After completing the copying and launching Photos with the Option key held down to select her new external library, Photos gave her an error on selection: “The library ‘library name’ is stored on a drive that uses an unsupported disk format. To access this library, copy it to the internal drive on your Mac or to a drive that uses a supported format.”
While I never saw the error before, I knew the problem: Apple relies on some special filesystem properties for Photos (and a few other apps’ data storage) that can’t be created outside of the old standard HFS+ and the newfangled APFS.
If you purchase a hard drive and it’s not marked as for Mac, it may be formatted using something else, likely MS-DOS (FAT) or ExFAT. While you can read and write these formats, they are mostly ideal for drives you need to move back and forth between the Mac and Windows worlds, instead of for dedicated Mac purposes.
You can check what format is in use via the Finder. Select the drive and choose File > Get Info. The Format item will tell you what’s in use. APFS appears as its own name, and HFS+ as Mac OS Extended (Journaled). Anything else, and you need to reformat.
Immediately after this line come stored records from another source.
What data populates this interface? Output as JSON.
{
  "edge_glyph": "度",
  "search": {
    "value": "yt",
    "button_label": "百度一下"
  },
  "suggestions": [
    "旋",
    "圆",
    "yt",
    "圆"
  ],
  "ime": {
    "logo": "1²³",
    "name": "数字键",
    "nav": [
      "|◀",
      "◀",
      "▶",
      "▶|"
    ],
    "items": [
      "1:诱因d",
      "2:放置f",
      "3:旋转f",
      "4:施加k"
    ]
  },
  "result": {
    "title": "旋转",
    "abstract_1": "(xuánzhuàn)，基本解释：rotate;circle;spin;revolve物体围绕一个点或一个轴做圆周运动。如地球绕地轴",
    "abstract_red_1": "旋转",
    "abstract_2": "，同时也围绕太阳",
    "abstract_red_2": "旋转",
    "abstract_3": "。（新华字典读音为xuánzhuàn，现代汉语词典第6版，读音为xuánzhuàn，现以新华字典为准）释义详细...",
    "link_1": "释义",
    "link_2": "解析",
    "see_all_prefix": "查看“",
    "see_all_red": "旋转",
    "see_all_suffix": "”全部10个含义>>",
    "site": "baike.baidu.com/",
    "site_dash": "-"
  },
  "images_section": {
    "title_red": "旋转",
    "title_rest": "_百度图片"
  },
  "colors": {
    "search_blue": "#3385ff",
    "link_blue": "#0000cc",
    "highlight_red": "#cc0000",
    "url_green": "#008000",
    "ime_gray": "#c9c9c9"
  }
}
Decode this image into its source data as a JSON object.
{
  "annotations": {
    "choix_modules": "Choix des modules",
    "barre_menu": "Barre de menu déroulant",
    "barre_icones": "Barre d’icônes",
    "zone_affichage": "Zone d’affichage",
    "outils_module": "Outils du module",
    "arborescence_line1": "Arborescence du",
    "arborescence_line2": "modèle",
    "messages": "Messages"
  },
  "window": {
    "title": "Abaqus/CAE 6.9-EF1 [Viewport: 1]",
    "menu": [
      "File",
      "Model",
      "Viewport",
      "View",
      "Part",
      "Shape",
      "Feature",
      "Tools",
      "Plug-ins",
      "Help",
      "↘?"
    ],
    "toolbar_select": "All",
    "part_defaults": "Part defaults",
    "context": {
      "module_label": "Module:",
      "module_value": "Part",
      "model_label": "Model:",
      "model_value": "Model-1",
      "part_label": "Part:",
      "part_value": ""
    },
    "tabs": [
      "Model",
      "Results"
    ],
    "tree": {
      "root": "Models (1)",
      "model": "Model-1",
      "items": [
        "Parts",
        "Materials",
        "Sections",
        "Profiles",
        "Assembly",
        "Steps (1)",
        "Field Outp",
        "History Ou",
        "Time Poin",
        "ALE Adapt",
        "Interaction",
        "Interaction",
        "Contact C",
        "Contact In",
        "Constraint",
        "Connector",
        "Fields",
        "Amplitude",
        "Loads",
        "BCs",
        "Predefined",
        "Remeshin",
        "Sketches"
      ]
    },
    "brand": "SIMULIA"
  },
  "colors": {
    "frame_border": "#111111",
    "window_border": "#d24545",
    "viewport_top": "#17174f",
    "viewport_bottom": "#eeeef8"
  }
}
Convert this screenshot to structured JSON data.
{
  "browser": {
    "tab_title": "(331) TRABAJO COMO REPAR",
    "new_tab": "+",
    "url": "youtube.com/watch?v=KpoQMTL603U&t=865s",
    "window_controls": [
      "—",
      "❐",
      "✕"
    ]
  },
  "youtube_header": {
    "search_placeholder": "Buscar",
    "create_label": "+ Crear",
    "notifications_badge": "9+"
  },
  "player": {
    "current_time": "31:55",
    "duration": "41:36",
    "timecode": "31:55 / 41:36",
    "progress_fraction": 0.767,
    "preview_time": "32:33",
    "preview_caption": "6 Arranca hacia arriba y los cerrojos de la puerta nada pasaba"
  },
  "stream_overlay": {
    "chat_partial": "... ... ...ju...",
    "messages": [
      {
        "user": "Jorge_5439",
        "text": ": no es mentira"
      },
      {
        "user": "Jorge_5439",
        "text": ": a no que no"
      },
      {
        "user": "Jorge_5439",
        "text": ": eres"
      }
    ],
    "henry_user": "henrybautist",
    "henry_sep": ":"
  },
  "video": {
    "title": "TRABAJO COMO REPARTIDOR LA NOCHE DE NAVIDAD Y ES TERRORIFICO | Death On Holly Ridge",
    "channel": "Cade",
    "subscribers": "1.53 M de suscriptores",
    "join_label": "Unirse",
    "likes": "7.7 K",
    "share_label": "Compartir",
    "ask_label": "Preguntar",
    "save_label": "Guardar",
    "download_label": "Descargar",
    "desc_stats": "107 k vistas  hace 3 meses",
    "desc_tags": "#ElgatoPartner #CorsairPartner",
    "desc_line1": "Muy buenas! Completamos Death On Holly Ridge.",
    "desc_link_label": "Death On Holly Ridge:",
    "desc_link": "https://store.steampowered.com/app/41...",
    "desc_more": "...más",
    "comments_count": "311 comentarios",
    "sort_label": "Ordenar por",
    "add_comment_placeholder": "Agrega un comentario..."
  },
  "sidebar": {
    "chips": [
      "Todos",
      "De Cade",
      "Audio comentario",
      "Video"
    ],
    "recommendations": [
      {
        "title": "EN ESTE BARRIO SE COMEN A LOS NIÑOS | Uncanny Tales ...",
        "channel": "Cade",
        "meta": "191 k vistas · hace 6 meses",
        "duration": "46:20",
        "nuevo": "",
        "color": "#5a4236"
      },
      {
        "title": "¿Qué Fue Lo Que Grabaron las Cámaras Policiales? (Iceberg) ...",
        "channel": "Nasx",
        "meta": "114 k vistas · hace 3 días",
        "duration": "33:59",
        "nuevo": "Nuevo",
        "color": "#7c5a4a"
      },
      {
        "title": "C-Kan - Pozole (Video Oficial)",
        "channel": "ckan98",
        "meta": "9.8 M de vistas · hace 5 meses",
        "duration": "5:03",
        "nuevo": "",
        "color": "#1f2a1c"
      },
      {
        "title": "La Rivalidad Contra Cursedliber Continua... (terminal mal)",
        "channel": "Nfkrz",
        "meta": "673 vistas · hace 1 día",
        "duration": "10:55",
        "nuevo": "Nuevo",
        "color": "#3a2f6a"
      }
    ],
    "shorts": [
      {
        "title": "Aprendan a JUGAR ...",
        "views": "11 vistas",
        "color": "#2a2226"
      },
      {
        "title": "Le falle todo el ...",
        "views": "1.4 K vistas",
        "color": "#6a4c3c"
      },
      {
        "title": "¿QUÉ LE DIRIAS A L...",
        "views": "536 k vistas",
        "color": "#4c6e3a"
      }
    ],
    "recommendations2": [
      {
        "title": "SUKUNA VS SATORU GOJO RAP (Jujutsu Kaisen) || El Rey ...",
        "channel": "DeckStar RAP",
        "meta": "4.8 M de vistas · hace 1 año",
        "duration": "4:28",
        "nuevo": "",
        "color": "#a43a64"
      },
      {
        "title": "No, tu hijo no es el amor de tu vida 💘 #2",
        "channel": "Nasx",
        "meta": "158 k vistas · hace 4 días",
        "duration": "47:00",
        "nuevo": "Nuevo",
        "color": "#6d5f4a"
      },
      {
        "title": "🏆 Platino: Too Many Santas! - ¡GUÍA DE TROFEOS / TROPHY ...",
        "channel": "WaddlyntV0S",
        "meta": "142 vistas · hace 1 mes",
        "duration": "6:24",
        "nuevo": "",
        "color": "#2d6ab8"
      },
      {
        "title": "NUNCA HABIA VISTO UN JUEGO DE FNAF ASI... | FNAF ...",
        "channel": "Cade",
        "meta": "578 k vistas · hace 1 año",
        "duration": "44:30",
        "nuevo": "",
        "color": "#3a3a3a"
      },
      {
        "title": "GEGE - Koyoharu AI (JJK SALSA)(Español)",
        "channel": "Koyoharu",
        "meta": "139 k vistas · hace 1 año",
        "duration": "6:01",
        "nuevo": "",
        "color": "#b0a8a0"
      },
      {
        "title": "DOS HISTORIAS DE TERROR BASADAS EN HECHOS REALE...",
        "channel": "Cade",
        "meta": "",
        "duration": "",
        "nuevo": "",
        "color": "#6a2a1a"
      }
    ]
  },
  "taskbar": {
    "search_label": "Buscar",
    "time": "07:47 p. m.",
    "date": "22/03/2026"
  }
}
The solution can be easy. If you haven’t made any changes to data that you’ve copied over to the external drive, you can use Disk Utility to reformat the drive. I’d suggest HFS+ instead of APFS, because APFS offers benefits largely for SSDs used as startup Mac drives. For hard drives and external drives, stick with HFS+ for the greatest backwards compatibility.
If you have made any changes, back up the drive before reformatting, of course! Reformatting erases everything.